10 сентября, 16 часов 20 минут
КВАРТИРА ПРОКУРОРА ПО ДЕЛАМ НЕСОВЕРШЕННОЛЕТНИХ ДОКТОРА ЛУТЦА
— Что сегодня по телевидению? — спросил доктор Лутц у своего младшего сына Петера.
— Откуда я знаю, — ответил Петер. — Я смотреть не собираюсь, пойду в клуб.
— Пойдешь в клуб? — Доктор Лутц опустился на софу.
— Ты против? — спросил Петер.
— Мама недавно рассказала мне, что ты бывал у врача.
— У врача?
— Садись, — сказал Лутц, — мне надо с тобой поговорить, прежде чем ты отправишься в свой клуб. Но сперва принеси мне из кухни пиво.
Петер взял на кухне бутылку пива и стакан и поставил перед отцом на столик.
— Мама сказала мне, что ты ходил к психотерапевту.
— Мама преувеличивает, — ответил Петер. — Можно подумать, будто я лечился у психоаналитика.
— Да садись же.
Но Петер не сел.
— Может, у тебя все-таки найдется полчасика для беседы с отцом?
— Чего ты от меня хочешь?
— Значит, ты не лечишься?
— Ну как тебе сказать?.. Я участвую в сеансах массовой психотерапии. Каждый четверг вечером в большом зале дома профсоюзов собирается от восьмидесяти до ста человек, они обсуждают свои житейские проблемы, свои конфликты с окружающим миром. Доктор Финкельштейн при этом присутствует, он внимательно слушает, а время от времени вмешивается в дискуссию, чтобы все поставить на свои места. Вот и все.
— Финкельштейн? Еврей?
— Еврей. Ученик Фрейда, австромарксист, если я не ошибаюсь.
— А тебе какой от этого прок? Ты-то чего не видел на этих собраниях?

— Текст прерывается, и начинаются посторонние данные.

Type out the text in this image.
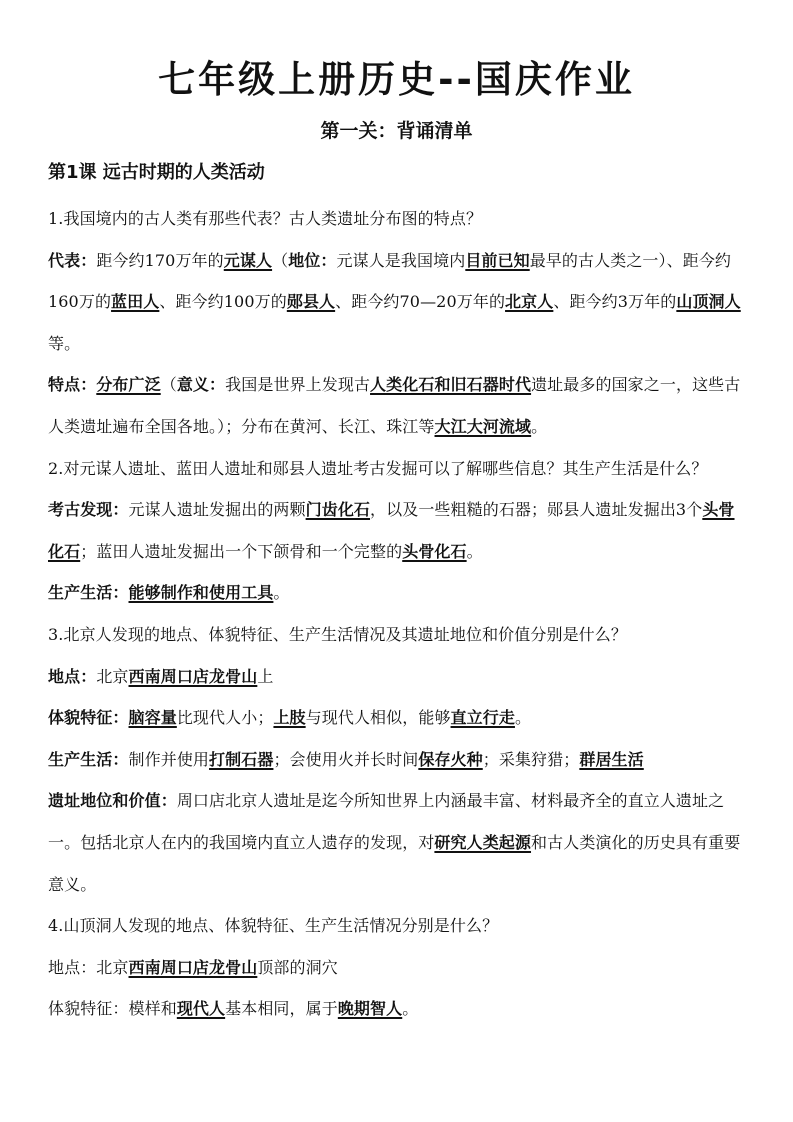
七年级上册历史--国庆作业
第一关：背诵清单
第1课 远古时期的人类活动

1.我国境内的古人类有那些代表？古人类遗址分布图的特点？

代表：距今约170万年的元谋人（地位：元谋人是我国境内目前已知最早的古人类之一）、距今约160万的蓝田人、距今约100万的郧县人、距今约70—20万年的北京人、距今约3万年的山顶洞人等。

特点：分布广泛（意义：我国是世界上发现古人类化石和旧石器时代遗址最多的国家之一，这些古人类遗址遍布全国各地。）；分布在黄河、长江、珠江等大江大河流域。

2.对元谋人遗址、蓝田人遗址和郧县人遗址考古发掘可以了解哪些信息？其生产生活是什么？

考古发现：元谋人遗址发掘出的两颗门齿化石，以及一些粗糙的石器；郧县人遗址发掘出3个头骨化石；蓝田人遗址发掘出一个下颌骨和一个完整的头骨化石。

生产生活：能够制作和使用工具。

3.北京人发现的地点、体貌特征、生产生活情况及其遗址地位和价值分别是什么？

地点：北京西南周口店龙骨山上

体貌特征：脑容量比现代人小；上肢与现代人相似，能够直立行走。

生产生活：制作并使用打制石器；会使用火并长时间保存火种；采集狩猎；群居生活

遗址地位和价值：周口店北京人遗址是迄今所知世界上内涵最丰富、材料最齐全的直立人遗址之一。包括北京人在内的我国境内直立人遗存的发现，对研究人类起源和古人类演化的历史具有重要意义。

4.山顶洞人发现的地点、体貌特征、生产生活情况分别是什么？

地点：北京西南周口店龙骨山顶部的洞穴

体貌特征：模样和现代人基本相同，属于晚期智人。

— Кто заинтересованно следит, не зевает по сторонам, тому большой прок.
— Какой, например?
— Каждый может узнать, что не он один испытывает трудности. Каждый может научиться вылезать из своей раковины, быть честным, сознавать свою человеческую ценность.
— О чем же вы спорите?
— Кто-нибудь из присутствующих берет на себя роль председателя, ставит на обсуждение какую-либо проблему и ведет дискуссию. А каждый, кто хочет высказаться, должен поднять руку и говорить только от своего имени. Ничего такого, что вычитано из книг, лишь то, что сам слышал, и так далее. Понятно, что многим сначала трудно.
— Ты мне еще не ответил на вопрос — о чем вы спорите.
— О чем хочешь. О половом чувстве до брака, в браке, о половом просвещении детей, о воспитании, о телесных наказаниях и так далее, о бессмысленности наказания вообще. О свободе и о политике тоже спорим.
— А какова примерно общая тенденция?
— Допустим, человек должен учиться быть непослушным.
— Ну и ну, хорошая у тебя компания!
— Четыре вечера подряд обсуждалось дело Оливера Эпштейна, — сказал Петер, пристально глядя на отца.
— Пиво слишком холодное, — буркнул Лутц. — Твою мать никак не научишь, что пиво надо держать в прохладном месте, но ни в коем случае не в холодильнике.
— После того как стало известно, что ты предъявил ему обвинение в убийстве…
— Это меня не интересует, — отрезал Лутц. — Сядь наконец, мне надо с тобой поговорить серьезно.
— Финкельштейн высказался о тебе весьма нелестно.
— Обо мне?
— Конечно, фамилии твоей он не называл. Он не называет людей, а говорит только о психо-политических структурах.